There are annual taxes on the value of real estate, plus capital gains tax on profits from the sale of real estate, and a transfer tax arising on sale.
The annual tax, under Article 766 of the Fiscal Code, is based on official valuations, and is levied on a sliding scale:
* 1.75% from $30,000 (lowered to $20,000 in 2005) to $50,000; plus
* 1.95% from $50,000 to $75,000; and
* 2.10% on values above $75,000
Valuations under the ‘cadastral’ system were updated in 2005, and as from 2006 the tax is based on the new values at the following rates:
*0.70% on any value exceeding US$30,000 up to US$50,000;
*0.90% on any value exceeding US$50,000 up to US$75,000; and
*1.00 % on any value in excess of US$75,000.
Capital Gains Tax is levied on real estate gains under Article 701 of the Fiscal Code and Articles 89 and 90 of the Income Tax Regulations. The rate of tax is 30% on the taxable gain after deductions, but the calculation basis is quite complex, at least for persons not otherwise paying much tax.
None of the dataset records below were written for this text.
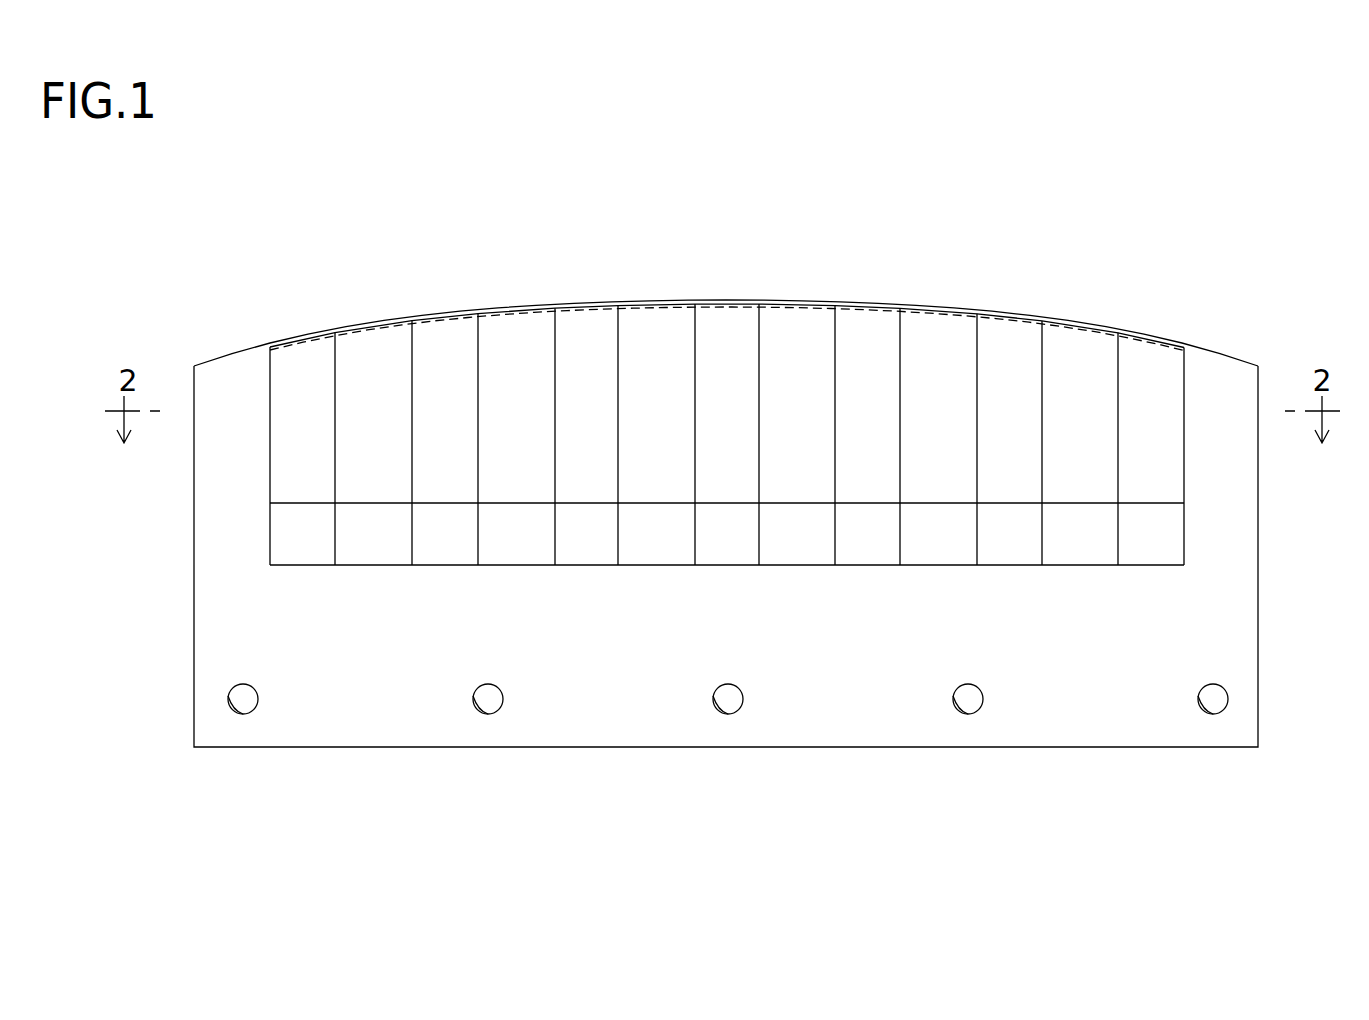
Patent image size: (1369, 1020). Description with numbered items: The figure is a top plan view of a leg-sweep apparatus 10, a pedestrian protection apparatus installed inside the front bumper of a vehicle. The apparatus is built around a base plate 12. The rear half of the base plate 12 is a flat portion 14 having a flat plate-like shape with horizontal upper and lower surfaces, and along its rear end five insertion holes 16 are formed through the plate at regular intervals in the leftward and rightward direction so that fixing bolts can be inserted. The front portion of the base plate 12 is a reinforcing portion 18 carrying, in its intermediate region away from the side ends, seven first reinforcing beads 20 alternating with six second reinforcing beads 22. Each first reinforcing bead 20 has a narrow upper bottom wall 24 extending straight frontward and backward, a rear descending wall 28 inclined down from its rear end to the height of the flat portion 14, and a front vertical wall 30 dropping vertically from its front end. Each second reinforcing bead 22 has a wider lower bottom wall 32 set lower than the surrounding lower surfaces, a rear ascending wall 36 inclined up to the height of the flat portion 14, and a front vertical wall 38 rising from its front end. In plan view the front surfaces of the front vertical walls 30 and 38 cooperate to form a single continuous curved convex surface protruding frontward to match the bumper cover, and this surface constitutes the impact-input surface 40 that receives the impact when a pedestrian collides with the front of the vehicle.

The leg-sweep apparatus 10 is at (699, 479).
The base plate 12 is at (116, 540).
The flat portion 14 is at (195, 650).
The insertion holes 16 is at (1208, 715).
The reinforcing portion 18 is at (195, 479).
The first reinforcing beads 20 is at (764, 382).
The second reinforcing beads 22 is at (839, 385).
The upper bottom wall 24 is at (796, 437).
The rear descending wall 28 is at (796, 593).
The front vertical wall 30 is at (751, 279).
The lower bottom wall 32 is at (657, 446).
The rear ascending wall 36 is at (636, 569).
The front vertical wall 38 is at (727, 272).
The impact-input surface 40 is at (748, 300).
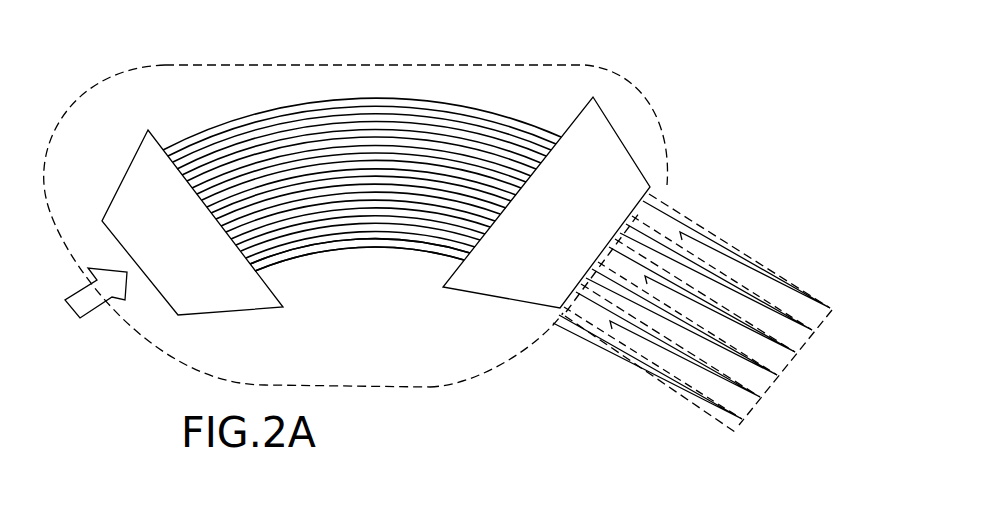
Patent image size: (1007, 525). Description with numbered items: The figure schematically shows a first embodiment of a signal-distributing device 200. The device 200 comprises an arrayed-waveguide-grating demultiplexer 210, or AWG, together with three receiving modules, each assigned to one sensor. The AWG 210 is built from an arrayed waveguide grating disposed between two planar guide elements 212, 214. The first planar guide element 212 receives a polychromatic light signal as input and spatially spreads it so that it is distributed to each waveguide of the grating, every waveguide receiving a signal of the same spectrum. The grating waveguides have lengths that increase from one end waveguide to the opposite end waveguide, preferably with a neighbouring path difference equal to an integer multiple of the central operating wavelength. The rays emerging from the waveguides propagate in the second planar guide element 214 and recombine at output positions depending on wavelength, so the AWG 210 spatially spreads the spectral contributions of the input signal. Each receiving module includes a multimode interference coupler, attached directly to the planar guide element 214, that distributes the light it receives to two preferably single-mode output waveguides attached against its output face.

The signal-distributing device 200 is at (805, 153).
The arrayed-waveguide-grating demultiplexer 210 is at (632, 80).
The planar guide element 212 is at (138, 197).
The second planar guide element 214 is at (587, 123).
The tax on the transfer of real estate (not new homes) is 2%, payable by the seller, which is credited against capital gains tax (see Income Tax, above).
Incentives introduced in 2004 to encourage development gave savings on a $200,000 home over 20 years of $69,250 – or about one-third of the purchase price of a high-quality home. But they were finally withdrawn on August 31, 2005, with existing projects needing to be completed within a year.
Not all was lost after September, however. Residences with construction permits issued after September 1, 2005 benefit from the following exemptions:
* Value up to $100,000: 15 years
* Value from $100,000 to $250,000: 10 years
* Value over $250,000: 5 years
Land is not exempt and property tax would continue to be paid on it if its value is above $30,000.
These incentives were continued with some changes by 2008 legislation: improvements to real property authorized by construction permits issued after July 1, 2009, are exempt from real estate taxes for a period of 10 to 15 years.